92年7月21日の『朝日新聞』朝刊「論壇」欄に、当時米バージニア州在住だったジャーナリスト、有馬佳子氏が寄稿していて、当時のアメリカメディアの「慰安婦」問題についての反応を伝えている。

 アトランタ・コンスティチューション紙(一月一六日)は、本件が明るみに出た時点ですぐ、「日本が愛されない理由を知りたければ」と題する社説を掲げた。残虐行為に対する糾弾もさりながら、日本人にとって耳が痛いのは、日本が嫌われる真の理由は、「その事実をこれまで否定・隠蔽(いんぺい)してきたこと」としている点である。同社説は日本の政治指導者に対し、謝罪に加え、この「戦後の嘆かわしい無神経さを深く反省すべきだ」と要求、本音の議論を繰りひろげている。

この「嫌われる真の理由」はいまだ健在のようですね。原発事故に関する日本政府の対応を見る限り。

 (……)ウォールストリート・ジャーナル紙は(……)七月八日紙面で「慰安婦問題はとくに不快である」と断じている。
 「ドイツはナチの過去を暴くことを国家目標の第一としてきたのに対し、日本はその帝国主義的行為を忘れる集団的努力を払ってきた」というこの一文に、日本が軍国主義帝国主義の真の清算を行っていないことに対する特段の反感が込められている。

WSJが「帝国主義」という言葉を使って非難するとは、なかなか胸熱です。WSJの論調の紹介はまだ続きます。

 しかも、この努力の欠如ゆえに日本は経済力に見合った政治力を発揮できないという代価を払ってきたという。この社説は、米国がアジアへの軍事配備を削減させていることもあって、日本が安定的な政治力を持つ国になることが望ましいとする一方、日本がその歴史を再考する必要を感じていない以上、これには長い時間がかかるであろうと結んでいる。

これなど、およそ四半世紀たったいまでもそのまま通用しそうです。

 さらに、ロサンゼルス・タイムズ紙(七月八日)社説は、日本が過去の侵略と残虐行為を直視することを拒むことで、海外に不安感を、内に自己欺瞞(ぎまん)を増幅させてきたという。米国の新聞は、日本の軍国主義時代の行為に関する教科書の記述変更、教科書検定問題一般について、常に敏感に反応してきた。日米関係の表面に現れる経済摩擦の陰に、こういった日本人の「隠蔽する」「直視しない」姿勢に対する根本的な不信感があることは、日本人が真剣に見つめるべき事実である。

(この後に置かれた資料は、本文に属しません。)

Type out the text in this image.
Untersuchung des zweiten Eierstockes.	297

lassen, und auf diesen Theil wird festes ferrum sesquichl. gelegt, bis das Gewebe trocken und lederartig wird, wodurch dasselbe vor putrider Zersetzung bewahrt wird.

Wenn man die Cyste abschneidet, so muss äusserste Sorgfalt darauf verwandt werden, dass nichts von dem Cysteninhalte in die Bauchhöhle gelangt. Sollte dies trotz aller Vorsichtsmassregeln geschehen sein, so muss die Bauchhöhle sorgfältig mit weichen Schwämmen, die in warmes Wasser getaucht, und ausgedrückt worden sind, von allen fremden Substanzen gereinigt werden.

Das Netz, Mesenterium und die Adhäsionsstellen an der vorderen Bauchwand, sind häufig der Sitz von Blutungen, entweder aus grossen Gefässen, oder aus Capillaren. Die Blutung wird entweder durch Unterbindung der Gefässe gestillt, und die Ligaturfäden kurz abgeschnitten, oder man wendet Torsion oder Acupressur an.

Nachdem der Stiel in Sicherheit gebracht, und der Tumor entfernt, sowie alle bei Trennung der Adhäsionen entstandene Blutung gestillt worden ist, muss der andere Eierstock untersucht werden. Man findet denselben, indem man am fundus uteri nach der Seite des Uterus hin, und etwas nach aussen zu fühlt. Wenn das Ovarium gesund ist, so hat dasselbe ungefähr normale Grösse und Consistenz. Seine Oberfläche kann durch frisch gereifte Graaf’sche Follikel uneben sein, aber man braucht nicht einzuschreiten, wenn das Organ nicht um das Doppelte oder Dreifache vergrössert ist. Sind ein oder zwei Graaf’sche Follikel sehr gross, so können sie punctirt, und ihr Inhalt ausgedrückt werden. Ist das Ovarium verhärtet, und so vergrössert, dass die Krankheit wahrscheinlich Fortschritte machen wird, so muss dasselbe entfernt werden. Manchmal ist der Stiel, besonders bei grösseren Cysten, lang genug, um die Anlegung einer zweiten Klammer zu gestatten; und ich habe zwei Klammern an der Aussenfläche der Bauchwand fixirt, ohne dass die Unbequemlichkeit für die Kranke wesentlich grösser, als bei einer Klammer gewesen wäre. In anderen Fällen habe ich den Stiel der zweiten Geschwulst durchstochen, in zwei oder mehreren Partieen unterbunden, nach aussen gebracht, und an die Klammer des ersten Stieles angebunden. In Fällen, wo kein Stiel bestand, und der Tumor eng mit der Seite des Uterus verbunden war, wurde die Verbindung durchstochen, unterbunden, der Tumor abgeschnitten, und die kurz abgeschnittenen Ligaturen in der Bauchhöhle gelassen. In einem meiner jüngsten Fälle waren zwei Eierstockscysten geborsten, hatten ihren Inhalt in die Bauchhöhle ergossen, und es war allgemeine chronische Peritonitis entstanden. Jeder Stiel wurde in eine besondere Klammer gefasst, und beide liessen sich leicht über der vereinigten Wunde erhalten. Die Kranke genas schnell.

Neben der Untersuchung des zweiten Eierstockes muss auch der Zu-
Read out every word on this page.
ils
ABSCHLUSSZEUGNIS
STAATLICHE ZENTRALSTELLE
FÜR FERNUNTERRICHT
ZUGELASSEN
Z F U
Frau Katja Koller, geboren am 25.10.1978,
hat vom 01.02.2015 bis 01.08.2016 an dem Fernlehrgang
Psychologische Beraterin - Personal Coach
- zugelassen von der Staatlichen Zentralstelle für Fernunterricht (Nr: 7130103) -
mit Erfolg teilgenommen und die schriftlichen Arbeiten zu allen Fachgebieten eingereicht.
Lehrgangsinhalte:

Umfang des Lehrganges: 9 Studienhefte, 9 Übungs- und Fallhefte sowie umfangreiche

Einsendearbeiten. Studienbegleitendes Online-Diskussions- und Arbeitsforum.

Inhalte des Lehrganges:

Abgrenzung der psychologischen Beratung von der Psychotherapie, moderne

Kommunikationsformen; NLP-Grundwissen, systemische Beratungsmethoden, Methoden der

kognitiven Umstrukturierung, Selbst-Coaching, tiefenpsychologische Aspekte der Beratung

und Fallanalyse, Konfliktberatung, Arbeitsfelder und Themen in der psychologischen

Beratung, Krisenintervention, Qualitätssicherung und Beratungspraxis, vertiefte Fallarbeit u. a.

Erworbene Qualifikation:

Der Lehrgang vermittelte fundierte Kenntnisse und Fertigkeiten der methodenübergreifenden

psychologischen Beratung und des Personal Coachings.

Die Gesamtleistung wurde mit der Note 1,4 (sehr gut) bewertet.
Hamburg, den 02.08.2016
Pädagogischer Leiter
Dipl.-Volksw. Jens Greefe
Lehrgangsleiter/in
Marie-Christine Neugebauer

「経済摩擦」……懐かしい言葉ですね。当時の日本が国際社会から向けられていた視線を記憶している世代は、若い人々にきちんと伝えてゆくべきでしょうね。市場で存在感を増し続ける韓国製品、中国製品を見る時に「ああ、欧米人は数十年前にこんな経験をしたのかな」と思えるようになります。